What security obligations does an Even Hotels franchisee have regarding the PMS Solution?

According to Even Hotels' 2025 Franchise Disclosure Document, franchisees have specific security obligations related to the Property Management System (PMS) Solution. The franchisee (referred to as 'Hotel' in the FDD) must implement and maintain commercially reasonable and industry-standard measures to prevent unauthorized access to the PMS Solution. This includes ensuring that all designated users, such as employees or contractors authorized to access the system for business purposes, comply with industry best practices for secure passwords. These users must implement secure passwords, change them regularly, and protect the security and privacy of their user logins and the PMS data.
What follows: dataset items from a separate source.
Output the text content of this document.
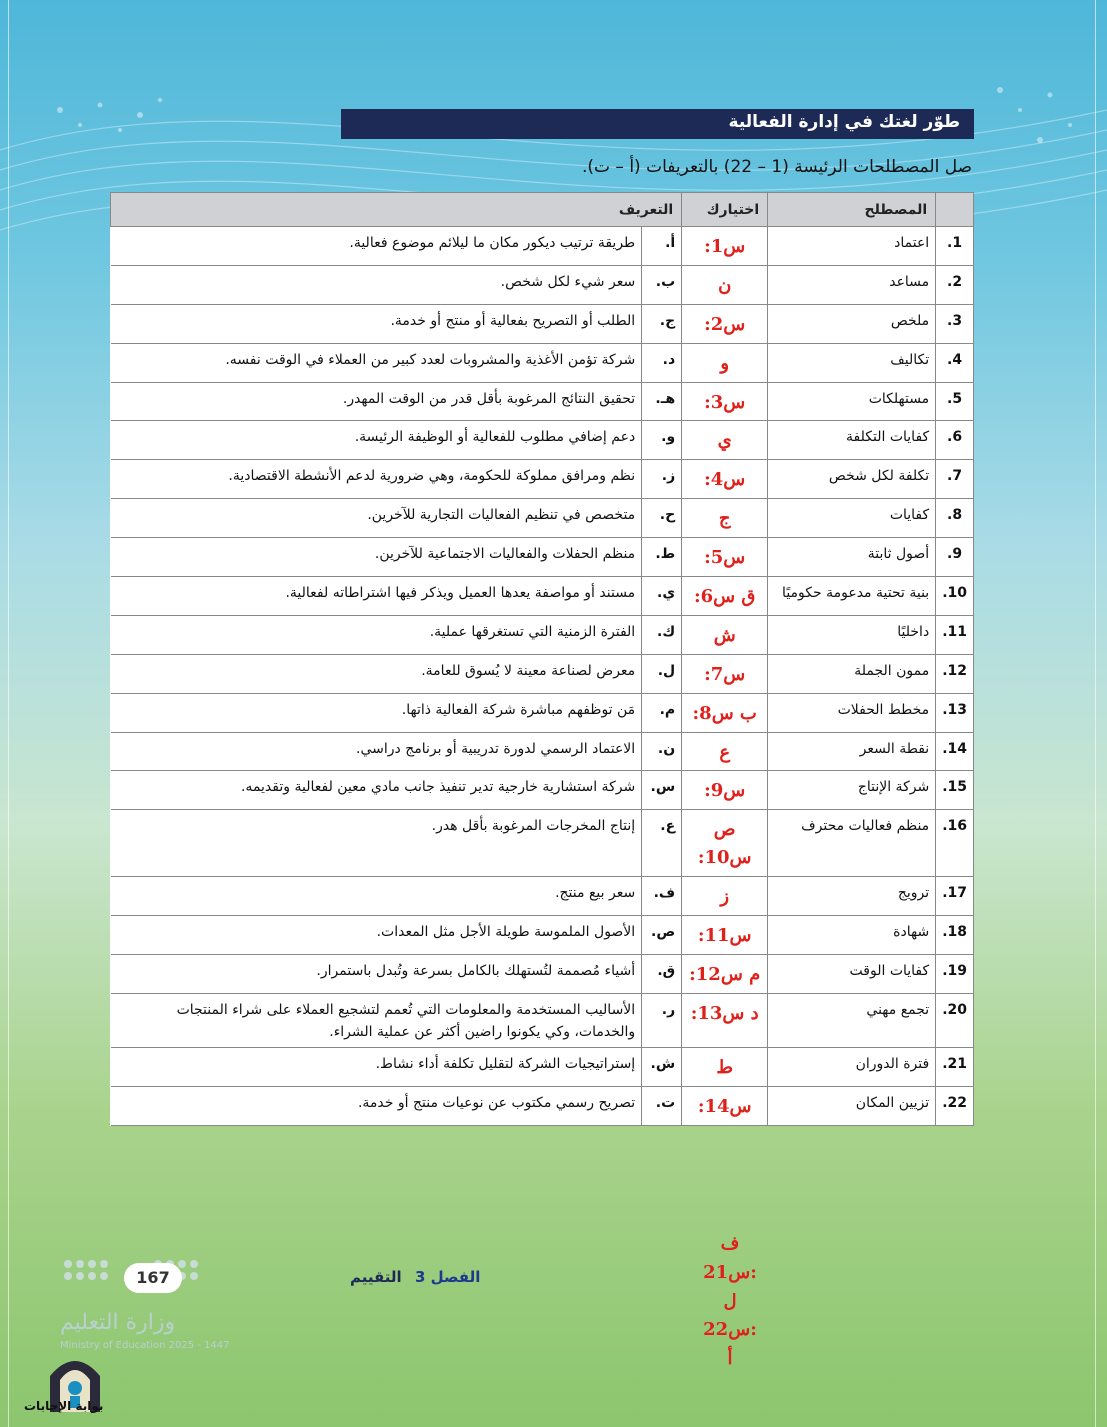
طوّر لغتك في إدارة الفعالية
صل المصطلحات الرئيسة (1 – 22) بالتعريفات (أ – ت).
	المصطلح	اختيارك	التعريف	
1.	اعتماد	س1:	أ.	طريقة ترتيب ديكور مكان ما ليلائم موضوع فعالية.
2.	مساعد	ن	ب.	سعر شيء لكل شخص.
3.	ملخص	س2:	ج.	الطلب أو التصريح بفعالية أو منتج أو خدمة.
4.	تكاليف	و	د.	شركة تؤمن الأغذية والمشروبات لعدد كبير من العملاء في الوقت نفسه.
5.	مستهلكات	س3:	هـ.	تحقيق النتائج المرغوبة بأقل قدر من الوقت المهدر.
6.	كفايات التكلفة	ي	و.	دعم إضافي مطلوب للفعالية أو الوظيفة الرئيسة.
7.	تكلفة لكل شخص	س4:	ز.	نظم ومرافق مملوكة للحكومة، وهي ضرورية لدعم الأنشطة الاقتصادية.
8.	كفايات	ج	ح.	متخصص في تنظيم الفعاليات التجارية للآخرين.
9.	أصول ثابتة	س5:	ط.	منظم الحفلات والفعاليات الاجتماعية للآخرين.
10.	بنية تحتية مدعومة حكوميًا	ق س6:	ي.	مستند أو مواصفة يعدها العميل ويذكر فيها اشتراطاته لفعالية.
11.	داخليًا	ش	ك.	الفترة الزمنية التي تستغرقها عملية.
12.	ممون الجملة	س7:	ل.	معرض لصناعة معينة لا يُسوق للعامة.
13.	مخطط الحفلات	ب س8:	م.	مَن توظفهم مباشرة شركة الفعالية ذاتها.
14.	نقطة السعر	ع	ن.	الاعتماد الرسمي لدورة تدريبية أو برنامج دراسي.
15.	شركة الإنتاج	س9:	س.	شركة استشارية خارجية تدير تنفيذ جانب مادي معين لفعالية وتقديمه.
16.	منظم فعاليات محترف	ص س10:	ع.	إنتاج المخرجات المرغوبة بأقل هدر.
17.	ترويج	ز	ف.	سعر بيع منتج.
18.	شهادة	س11:	ص.	الأصول الملموسة طويلة الأجل مثل المعدات.
19.	كفايات الوقت	م س12:	ق.	أشياء مُصممة لتُستهلك بالكامل بسرعة وتُبدل باستمرار.
20.	تجمع مهني	د س13:	ر.	الأساليب المستخدمة والمعلومات التي تُعمم لتشجيع العملاء على شراء المنتجات والخدمات، وكي يكونوا راضين أكثر عن عملية الشراء.
21.	فترة الدوران	ط	ش.	إستراتيجيات الشركة لتقليل تكلفة أداء نشاط.
22.	تزيين المكان	س14:	ت.	تصريح رسمي مكتوب عن نوعيات منتج أو خدمة.
ف
س21:
ل
س22:
أ
167
وزارة التعليم
Ministry of Education 2025 - 1447
الفصل 3 التقييم
بوابة الإجابات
The Even Hotels franchisee is solely responsible for any claims and losses resulting from unauthorized third-party access to the PMS Solution or PMS data if it arises from a breach of these security obligations. Furthermore, the franchisee must comply with any additional security requirements that HotelKey (the PMS provider) or IHG (InterContinental Hotels Group, the franchisor) provides in writing, which may be updated periodically. The franchisee is also responsible for informing each designated user of the agreement's terms and restrictions and ensuring that these restrictions are enforced.
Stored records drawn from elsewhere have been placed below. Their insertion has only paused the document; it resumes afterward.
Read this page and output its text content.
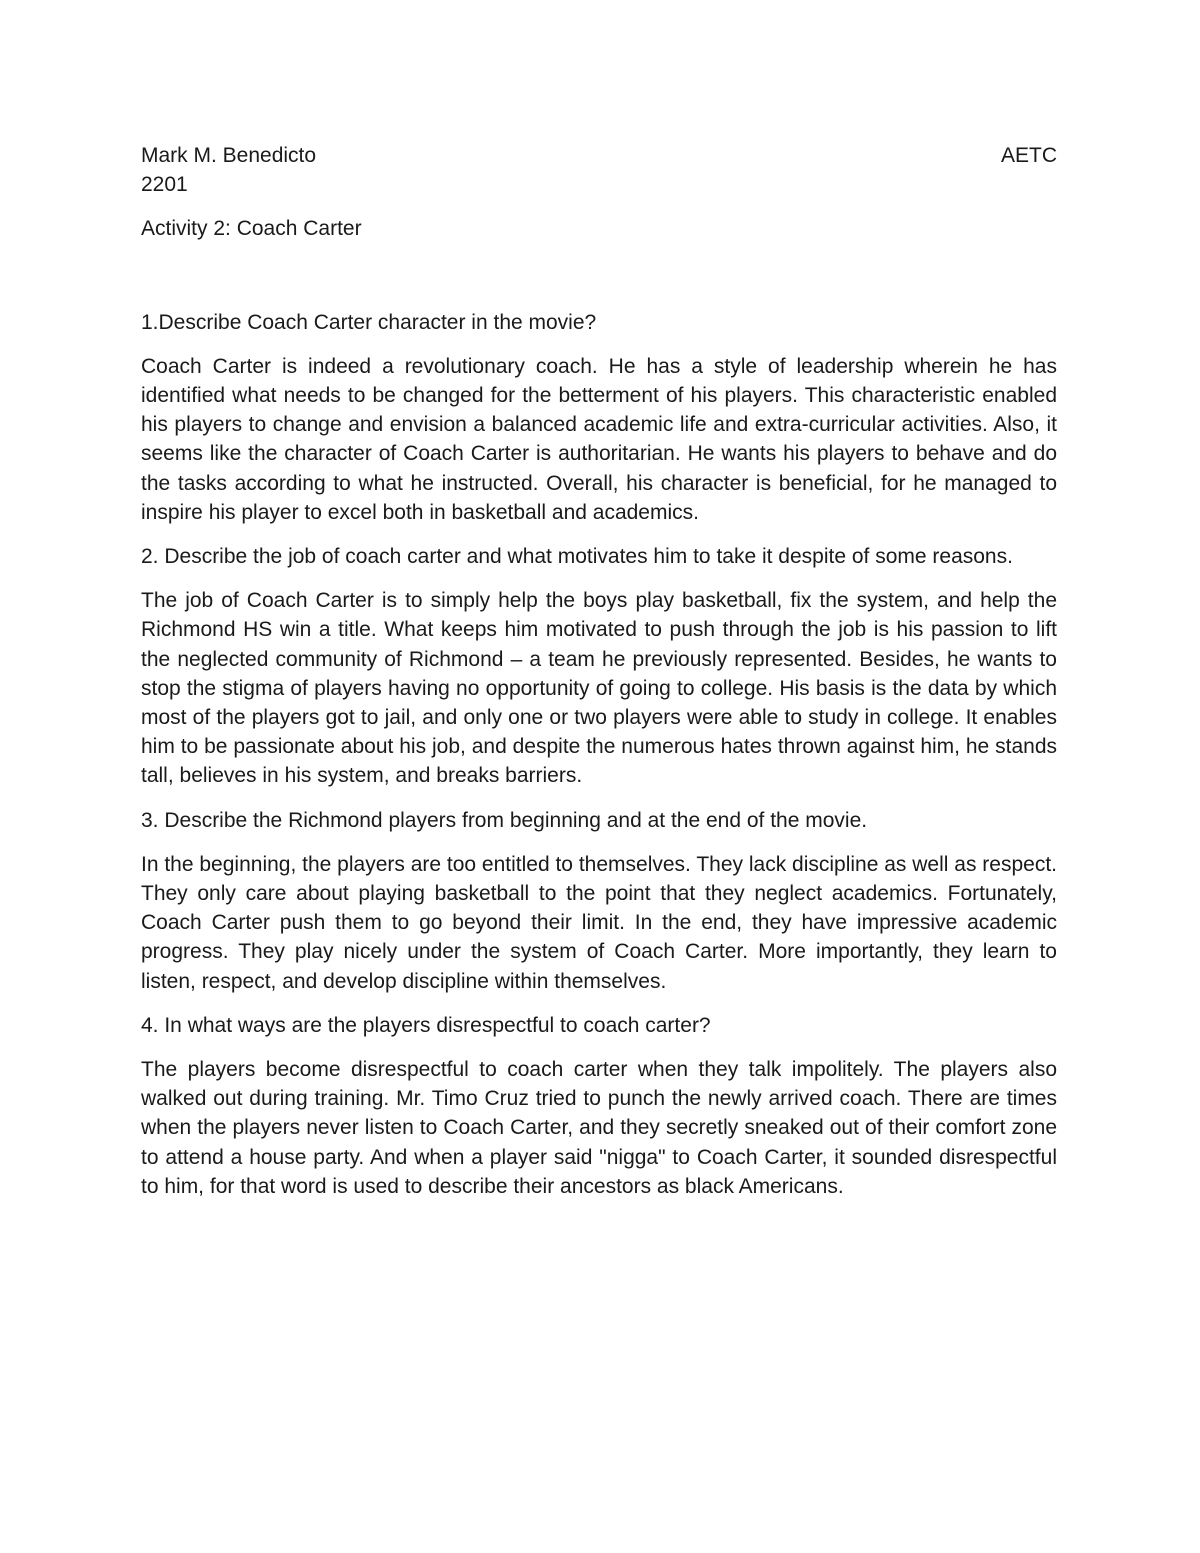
Mark M. Benedicto	AETC

2201

Activity 2: Coach Carter

1.Describe Coach Carter character in the movie?

Coach Carter is indeed a revolutionary coach. He has a style of leadership wherein he has identified what needs to be changed for the betterment of his players. This characteristic enabled his players to change and envision a balanced academic life and extra-curricular activities. Also, it seems like the character of Coach Carter is authoritarian. He wants his players to behave and do the tasks according to what he instructed. Overall, his character is beneficial, for he managed to inspire his player to excel both in basketball and academics.

2. Describe the job of coach carter and what motivates him to take it despite of some reasons.

The job of Coach Carter is to simply help the boys play basketball, fix the system, and help the Richmond HS win a title. What keeps him motivated to push through the job is his passion to lift the neglected community of Richmond – a team he previously represented. Besides, he wants to stop the stigma of players having no opportunity of going to college. His basis is the data by which most of the players got to jail, and only one or two players were able to study in college. It enables him to be passionate about his job, and despite the numerous hates thrown against him, he stands tall, believes in his system, and breaks barriers.

3. Describe the Richmond players from beginning and at the end of the movie.

In the beginning, the players are too entitled to themselves. They lack discipline as well as respect. They only care about playing basketball to the point that they neglect academics. Fortunately, Coach Carter push them to go beyond their limit. In the end, they have impressive academic progress. They play nicely under the system of Coach Carter. More importantly, they learn to listen, respect, and develop discipline within themselves.

4. In what ways are the players disrespectful to coach carter?

The players become disrespectful to coach carter when they talk impolitely. The players also walked out during training. Mr. Timo Cruz tried to punch the newly arrived coach. There are times when the players never listen to Coach Carter, and they secretly sneaked out of their comfort zone to attend a house party. And when a player said "nigga" to Coach Carter, it sounded disrespectful to him, for that word is used to describe their ancestors as black Americans.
In practical terms, this means an Even Hotels franchisee needs to invest in appropriate security infrastructure and training for their staff. They must stay updated on the latest security recommendations from HotelKey and IHG and implement those recommendations promptly. Failure to comply with these security obligations could result in financial liability for any data breaches or unauthorized access incidents. This is a standard requirement in the hotel franchising industry, as protecting guest data and maintaining system security are critical for brand reputation and legal compliance.